Leçon n°3 : si le manager est voué à servir de « fusible », l’équipe ne peut pas progresser
Depuis son rachat par Qatar Sports Investments, le PSG a connu six entraîneurs : Antoine Kombouaré, Carlo Ancelotti, Laurent Blanc, Unai Emery, Thomas Tuchel et Mauricio Pochettino. Cela signifie qu’en moyenne, chacun de ces entraîneurs est resté en poste moins de deux ans. Une longévité aussi faible dans une fonction aussi importante révèle un grave manque de bon sens. Pour faire exister une équipe et, a fortiori, pour faire monter le niveau de compétence, un manager a besoin de temps. L’instabilité que les dirigeants du PSG ont provoquée a des effets pervers préoccupants : elle fait fuir les coachs les plus réputés et elle déresponsabilise les joueurs, qui savent pertinemment qu’en cas de contre-performances répétées, l’entraîneur sert de « fusible ».
Là encore, le manque de discernement des dirigeants laisse songeur car d’autres clubs montrent que, pour rendre une équipe redoutablement performante, il n’y a pas de meilleure méthode que de laisser un entraîneur travailler dans la durée. Le club de Manchester United a connu les plus belles pages de son histoire avec Alex Ferguson, qui a entraîné l’équipe de 1986 à 2013. De même, Arsenal a su faire confiance à Arsène Wenger de 1996 à 2018. Au PSG, aucun changement d’entraîneur n’a permis d’améliorer significativement les résultats jusqu’à présent.

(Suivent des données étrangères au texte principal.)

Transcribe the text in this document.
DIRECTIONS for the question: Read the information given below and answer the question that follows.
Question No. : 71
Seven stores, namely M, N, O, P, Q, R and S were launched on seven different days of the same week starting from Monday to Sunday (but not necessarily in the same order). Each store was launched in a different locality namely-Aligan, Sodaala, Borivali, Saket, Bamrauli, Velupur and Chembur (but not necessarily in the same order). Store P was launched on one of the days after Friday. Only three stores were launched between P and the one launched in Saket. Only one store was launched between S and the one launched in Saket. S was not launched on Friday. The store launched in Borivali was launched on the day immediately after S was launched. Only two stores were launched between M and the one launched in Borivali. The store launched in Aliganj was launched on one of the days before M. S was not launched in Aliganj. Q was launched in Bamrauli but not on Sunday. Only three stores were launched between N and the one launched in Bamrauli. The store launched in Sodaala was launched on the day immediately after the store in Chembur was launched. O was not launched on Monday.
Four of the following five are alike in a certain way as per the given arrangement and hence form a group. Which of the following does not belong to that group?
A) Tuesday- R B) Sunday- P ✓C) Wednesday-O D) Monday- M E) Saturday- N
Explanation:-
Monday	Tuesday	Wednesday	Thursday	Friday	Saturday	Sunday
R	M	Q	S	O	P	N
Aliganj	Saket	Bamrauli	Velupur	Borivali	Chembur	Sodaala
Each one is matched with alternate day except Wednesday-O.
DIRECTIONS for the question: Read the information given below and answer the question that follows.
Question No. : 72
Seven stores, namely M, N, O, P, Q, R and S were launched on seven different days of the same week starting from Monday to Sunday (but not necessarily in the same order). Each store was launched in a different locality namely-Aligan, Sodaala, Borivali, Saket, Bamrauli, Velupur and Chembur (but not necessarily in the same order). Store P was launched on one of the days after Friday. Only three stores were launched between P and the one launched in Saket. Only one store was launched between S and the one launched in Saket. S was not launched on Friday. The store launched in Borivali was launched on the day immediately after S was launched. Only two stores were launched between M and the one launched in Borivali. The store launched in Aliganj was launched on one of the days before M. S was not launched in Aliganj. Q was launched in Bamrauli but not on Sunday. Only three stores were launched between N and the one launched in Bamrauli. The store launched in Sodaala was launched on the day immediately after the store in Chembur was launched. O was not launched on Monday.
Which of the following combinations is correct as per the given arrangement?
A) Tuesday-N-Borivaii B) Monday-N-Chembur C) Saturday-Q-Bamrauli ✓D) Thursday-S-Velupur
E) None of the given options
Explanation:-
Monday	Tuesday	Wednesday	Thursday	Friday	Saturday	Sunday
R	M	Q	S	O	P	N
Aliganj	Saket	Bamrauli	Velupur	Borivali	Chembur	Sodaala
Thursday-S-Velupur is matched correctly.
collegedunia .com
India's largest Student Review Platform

Leçon n°4 : il est impossible de rivaliser avec la concurrence sans une stratégie de rétention des talents
Souvent peu inspirés dans leurs choix de transfert, les dirigeants du PSG semblent carrément incompétents en ce que concerne la rétention des talents. Nicolas Anelka, Kingsley Coman, Christopher Nkunku, Jean-Kévin Augustin : la liste des jeunes joueurs à potentiel que le club a laissé partir après les avoir pourtant préparés à une carrière professionnelle est loin d’être exhaustive. A cela s’ajoute que le club ne retient pas non plus des joueurs qu’il a recrutés au milieu de leurs carrières et qui ont démontré de grandes capacités. A l’instar de Lucas Moura, d’Edinson Cavani et de Thiago Silva, bien des joueurs ont passé plusieurs saisons au PSG avant de se voir refusé des prolongations de contrat. S’ils restent capables de jouer au plus haut niveau, ce sont d’autres clubs qui profitent maintenant de leurs talents.
En la matière, il n’est même pas nécessaire d’aller chercher des références à l’étranger : dans le championnat de France, l’Olympique lyonnais donne l’exemple d’un grand professionnalisme. Le club dirigé par Jean-Michel Aulas est connu pour disposer d’un des meilleurs centres de formation du monde. Parmi beaucoup d’autres, des joueurs comme Karim Benzema, Nabil Fekir, Samuel Umtiti, Alexandre Lacazette, Houssem Aouar et Maxence Caqueret ont été formés à Lyon. En comparaison, le dispositif de formation du PSG paraît dramatiquement sous-performant.
Leçon finale : sans un véritable esprit d’équipe, sans confiance dans le management et sans stratégie de rétention des talents, il ne sert à rien de continuer à dépenser toujours plus d’argent et à vouloir « rêver plus grand ».